Sebulan ku tunggu telepon dari penerbit buku itu. Sampai akhirnya datanglah hari kebahagiaan itu. Pak Johan, bagian redaksi yang ku temui waktu itu, menyatakan ia terkagum-kagum dengan novelku.
“Cerita mu ini sebenarnya kampungan! Sudah basi! Banyak cerita seperti yang datang ke meja redaksi saya. Dan hampir semuanya saya tolak!!”. Jantungku berdegup kencang, wajahku mulai pucat.
“Tapi lain dengan kau ini manis... Novel mu begitu lain! Spesial! Memiliki karakter sendiri. Kau tahu nak, aku berusaha meluangkan waktuku untuk menamatkan novel mu ini! Sangat menarik! Cerita percintaan yang romantis, lucu, dan juga menyebalkan. Hahhaa…”

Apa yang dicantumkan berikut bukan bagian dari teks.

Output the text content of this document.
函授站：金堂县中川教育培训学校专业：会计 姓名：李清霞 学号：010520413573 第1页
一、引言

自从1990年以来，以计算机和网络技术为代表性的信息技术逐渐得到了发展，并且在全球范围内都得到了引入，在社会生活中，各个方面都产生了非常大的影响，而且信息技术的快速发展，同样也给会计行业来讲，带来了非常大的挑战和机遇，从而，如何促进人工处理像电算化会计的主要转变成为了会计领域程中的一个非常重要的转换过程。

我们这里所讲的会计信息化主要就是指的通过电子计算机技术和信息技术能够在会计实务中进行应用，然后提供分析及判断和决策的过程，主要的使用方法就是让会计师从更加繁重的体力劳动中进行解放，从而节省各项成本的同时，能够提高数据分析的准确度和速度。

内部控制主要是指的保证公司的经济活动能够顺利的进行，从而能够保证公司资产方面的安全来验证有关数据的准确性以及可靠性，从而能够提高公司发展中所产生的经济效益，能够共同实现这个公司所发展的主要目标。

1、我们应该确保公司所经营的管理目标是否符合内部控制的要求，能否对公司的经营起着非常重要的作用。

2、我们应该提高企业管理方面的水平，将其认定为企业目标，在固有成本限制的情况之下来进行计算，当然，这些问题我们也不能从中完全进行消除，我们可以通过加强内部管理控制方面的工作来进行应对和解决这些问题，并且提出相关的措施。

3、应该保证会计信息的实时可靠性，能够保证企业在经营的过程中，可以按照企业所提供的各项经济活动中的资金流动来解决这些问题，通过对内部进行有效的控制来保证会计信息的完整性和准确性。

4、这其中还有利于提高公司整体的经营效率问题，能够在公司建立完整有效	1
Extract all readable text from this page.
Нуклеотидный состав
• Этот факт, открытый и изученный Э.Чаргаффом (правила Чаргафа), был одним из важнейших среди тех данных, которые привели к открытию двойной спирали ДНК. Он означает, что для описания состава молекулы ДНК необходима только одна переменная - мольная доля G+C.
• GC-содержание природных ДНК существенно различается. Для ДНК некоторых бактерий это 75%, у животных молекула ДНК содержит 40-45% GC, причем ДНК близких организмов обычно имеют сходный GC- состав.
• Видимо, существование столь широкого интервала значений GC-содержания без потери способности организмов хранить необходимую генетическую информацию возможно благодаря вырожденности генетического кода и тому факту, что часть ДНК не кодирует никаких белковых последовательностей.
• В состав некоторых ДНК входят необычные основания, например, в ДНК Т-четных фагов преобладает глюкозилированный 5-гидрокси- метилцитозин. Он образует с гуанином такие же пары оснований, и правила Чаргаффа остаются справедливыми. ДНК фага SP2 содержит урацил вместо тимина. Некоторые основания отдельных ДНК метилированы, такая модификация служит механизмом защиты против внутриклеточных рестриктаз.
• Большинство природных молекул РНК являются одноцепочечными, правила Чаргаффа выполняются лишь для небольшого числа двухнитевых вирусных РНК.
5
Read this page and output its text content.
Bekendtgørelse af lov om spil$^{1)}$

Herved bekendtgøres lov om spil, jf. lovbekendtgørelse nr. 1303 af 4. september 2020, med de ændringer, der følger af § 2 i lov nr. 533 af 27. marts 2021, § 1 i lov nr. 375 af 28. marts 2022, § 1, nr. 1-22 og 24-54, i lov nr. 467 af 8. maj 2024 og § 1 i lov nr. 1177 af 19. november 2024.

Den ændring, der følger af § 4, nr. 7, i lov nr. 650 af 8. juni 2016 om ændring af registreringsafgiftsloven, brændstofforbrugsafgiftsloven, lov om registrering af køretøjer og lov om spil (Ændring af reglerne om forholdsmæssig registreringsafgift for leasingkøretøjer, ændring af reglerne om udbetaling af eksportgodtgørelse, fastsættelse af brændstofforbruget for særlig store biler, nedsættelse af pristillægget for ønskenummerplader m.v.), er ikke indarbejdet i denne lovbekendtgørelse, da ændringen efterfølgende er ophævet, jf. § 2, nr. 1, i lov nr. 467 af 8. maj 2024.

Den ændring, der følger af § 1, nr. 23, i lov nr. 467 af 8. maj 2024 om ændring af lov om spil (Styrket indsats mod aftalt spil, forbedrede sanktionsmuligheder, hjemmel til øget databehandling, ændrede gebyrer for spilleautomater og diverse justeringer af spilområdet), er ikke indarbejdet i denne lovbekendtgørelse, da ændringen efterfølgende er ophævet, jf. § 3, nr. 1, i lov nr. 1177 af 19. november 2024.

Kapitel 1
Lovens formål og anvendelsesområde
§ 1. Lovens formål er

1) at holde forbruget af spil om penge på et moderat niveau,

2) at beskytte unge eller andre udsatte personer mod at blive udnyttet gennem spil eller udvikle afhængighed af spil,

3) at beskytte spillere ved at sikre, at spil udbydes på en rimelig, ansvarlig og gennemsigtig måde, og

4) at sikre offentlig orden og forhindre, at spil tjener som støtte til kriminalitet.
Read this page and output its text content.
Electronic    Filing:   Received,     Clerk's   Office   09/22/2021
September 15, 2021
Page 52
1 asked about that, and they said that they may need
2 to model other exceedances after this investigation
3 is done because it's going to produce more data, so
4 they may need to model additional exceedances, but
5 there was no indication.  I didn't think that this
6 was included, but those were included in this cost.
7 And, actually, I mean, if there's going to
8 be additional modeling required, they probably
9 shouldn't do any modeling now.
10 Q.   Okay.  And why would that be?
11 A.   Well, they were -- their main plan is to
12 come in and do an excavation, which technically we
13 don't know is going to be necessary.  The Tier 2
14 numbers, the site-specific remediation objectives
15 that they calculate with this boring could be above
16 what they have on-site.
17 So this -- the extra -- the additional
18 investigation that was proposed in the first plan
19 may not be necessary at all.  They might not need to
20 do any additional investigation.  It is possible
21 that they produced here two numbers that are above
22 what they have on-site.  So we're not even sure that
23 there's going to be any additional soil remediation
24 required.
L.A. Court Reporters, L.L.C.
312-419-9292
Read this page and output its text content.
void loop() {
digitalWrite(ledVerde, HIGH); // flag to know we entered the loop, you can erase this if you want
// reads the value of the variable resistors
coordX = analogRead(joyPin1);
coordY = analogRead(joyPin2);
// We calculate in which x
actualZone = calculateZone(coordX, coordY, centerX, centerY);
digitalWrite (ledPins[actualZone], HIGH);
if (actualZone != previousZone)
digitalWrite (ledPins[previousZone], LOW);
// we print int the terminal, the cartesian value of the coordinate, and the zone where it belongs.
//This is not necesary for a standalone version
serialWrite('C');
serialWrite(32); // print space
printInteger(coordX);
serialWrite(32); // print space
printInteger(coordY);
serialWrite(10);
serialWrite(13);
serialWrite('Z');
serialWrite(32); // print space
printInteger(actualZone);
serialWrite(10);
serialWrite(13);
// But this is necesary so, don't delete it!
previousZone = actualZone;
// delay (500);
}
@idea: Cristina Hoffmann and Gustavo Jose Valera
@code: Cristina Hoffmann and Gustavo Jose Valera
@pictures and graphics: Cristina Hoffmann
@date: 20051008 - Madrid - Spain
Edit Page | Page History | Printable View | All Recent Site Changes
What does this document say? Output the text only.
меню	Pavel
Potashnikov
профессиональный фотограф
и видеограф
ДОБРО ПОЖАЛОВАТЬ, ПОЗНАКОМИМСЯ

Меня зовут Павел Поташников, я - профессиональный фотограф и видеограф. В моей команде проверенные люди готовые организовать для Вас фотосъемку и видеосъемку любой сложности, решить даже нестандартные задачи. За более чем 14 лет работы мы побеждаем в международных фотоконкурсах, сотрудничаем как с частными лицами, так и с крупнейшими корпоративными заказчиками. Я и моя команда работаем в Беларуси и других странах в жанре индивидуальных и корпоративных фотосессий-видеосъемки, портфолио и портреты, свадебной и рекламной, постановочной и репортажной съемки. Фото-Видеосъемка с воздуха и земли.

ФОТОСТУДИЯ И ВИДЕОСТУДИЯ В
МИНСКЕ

Aku tahu, saat ini air mataku menetes membasahi gagang teleponku, aku bahagia sekali. Terutama saat aku mendengar ucapan terakhir Pak Johan.
“Jadi... kapan kau mulai taken kontrak?”.
Hah!! Aku terlonjak kaget dari tidurku. Komputer dihadapanku masih menyala, Microsoft Word tebuka lebar memampangkan novelku yang baru 50 halaman. Ya Allah... ternyata ini hanya mimpi.